The drinks cabinet usually under lock and key is smashed open with all the bottles broken and scattered across the floor, and the globe I treasured so much as a child is caved in and covered in blood.

My stomach rolls and bile crawls up my throat. I immediately cover my mouth.

“We’re leaving,” Cassian says firmly but as he reaches for me, I jerk away.

“I’m fine,” I choke. “I’m fine.”

“No, you’re not, and Ruslan will have my ass on a platter if your mental breaks.”

“I’m fine!” Not meaning to raise my voice, I glance at him through my building tears. “Please. I’m fine. Just let me breathe.”

Cassian doesn’t look convinced and crosses his large arms over his chest. “Fine. Five minutes.”

It stinks in here. Alcohol mixes with stale blood in the air and it catches in my throat like a blade.

No matter how hard I swallow, the sensation doesn’t shift.

There’s nowhere for me to walk that avoids stepping on the stains on the floor so I grit my teeth and hobble to the bookshelf as quickly as I can.
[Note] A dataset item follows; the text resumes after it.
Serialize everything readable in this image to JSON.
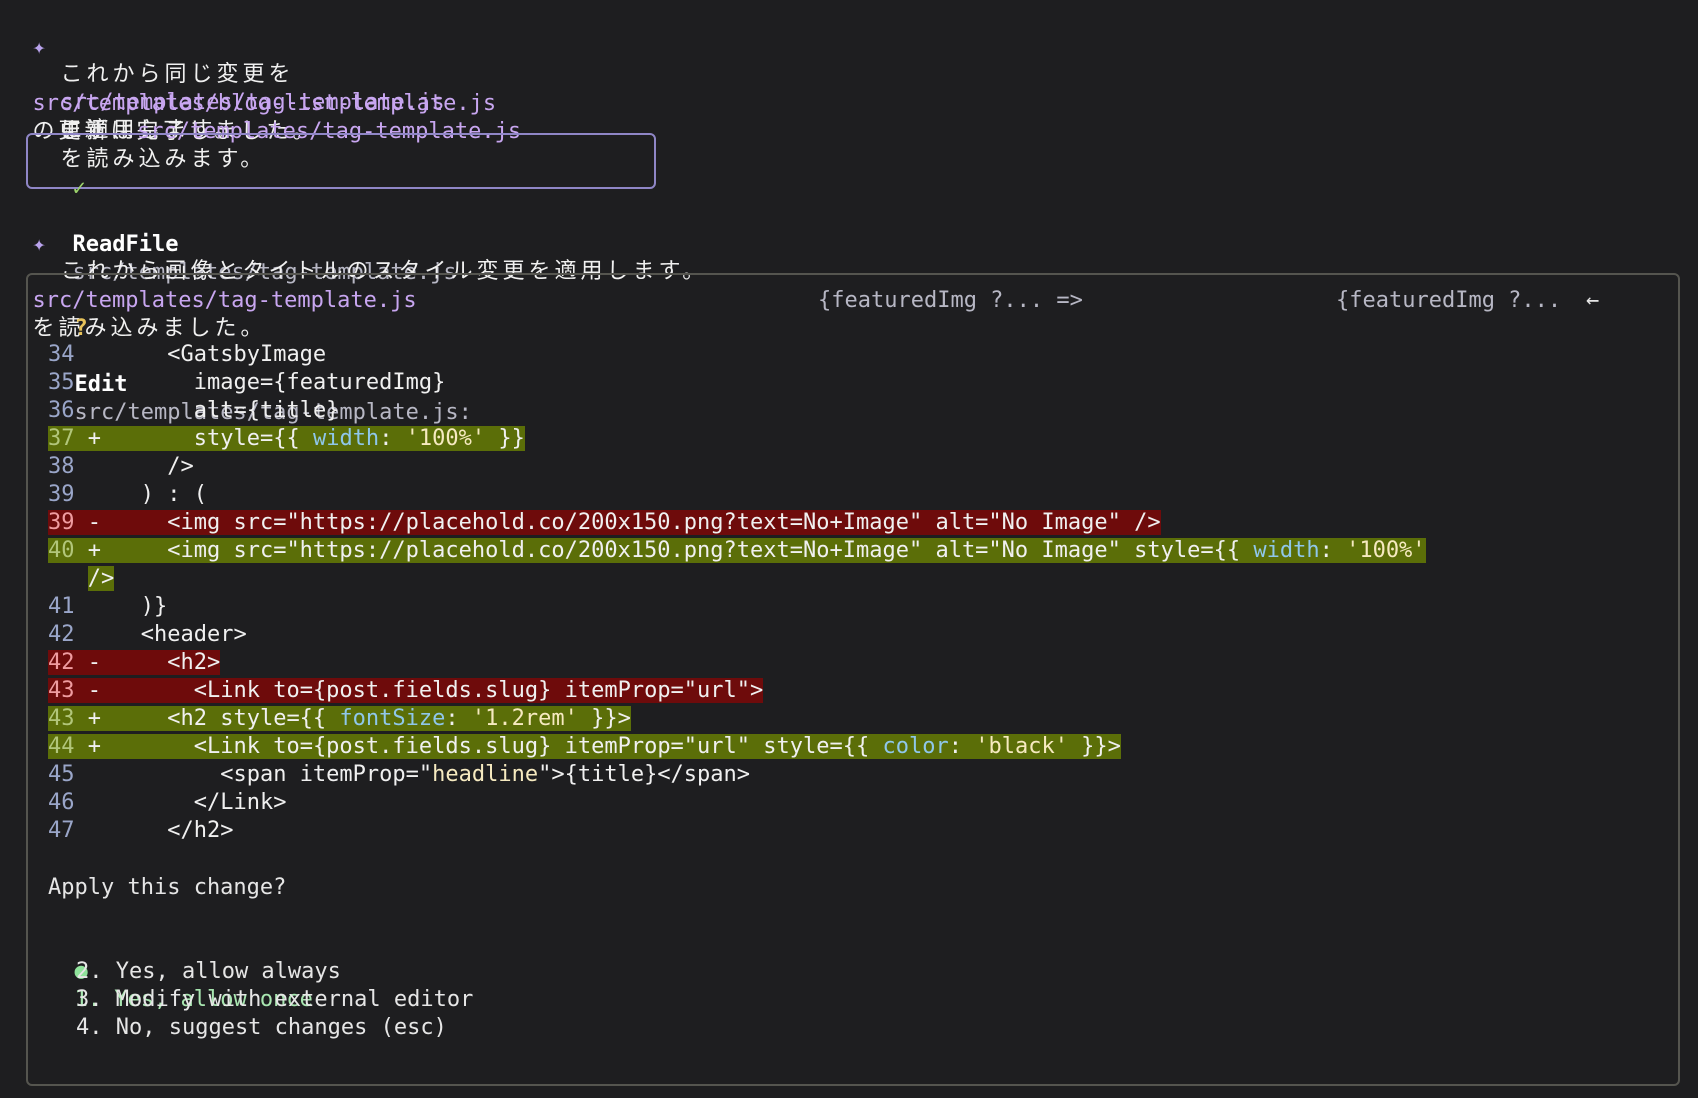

Behind several heavy accountancy books that thump to the floor as I shove them aside, I find the hidden back panel and release it with a press at the lower left corner. It slides free and reveals my father’s safe.

“Cool,” Cassian remarks.

“He showed me it once when I was a kid,” I say as my voice trembles. “He was keeping Mom’s anniversary gift in here so she wouldn’t find it.”

“Do you remember the combination?”

I nod and type in the date of their wedding anniversary. The safe beeps quietly under my fingertips and the door pops open with a click. Inside, there’s nothing of value and my heart sinks.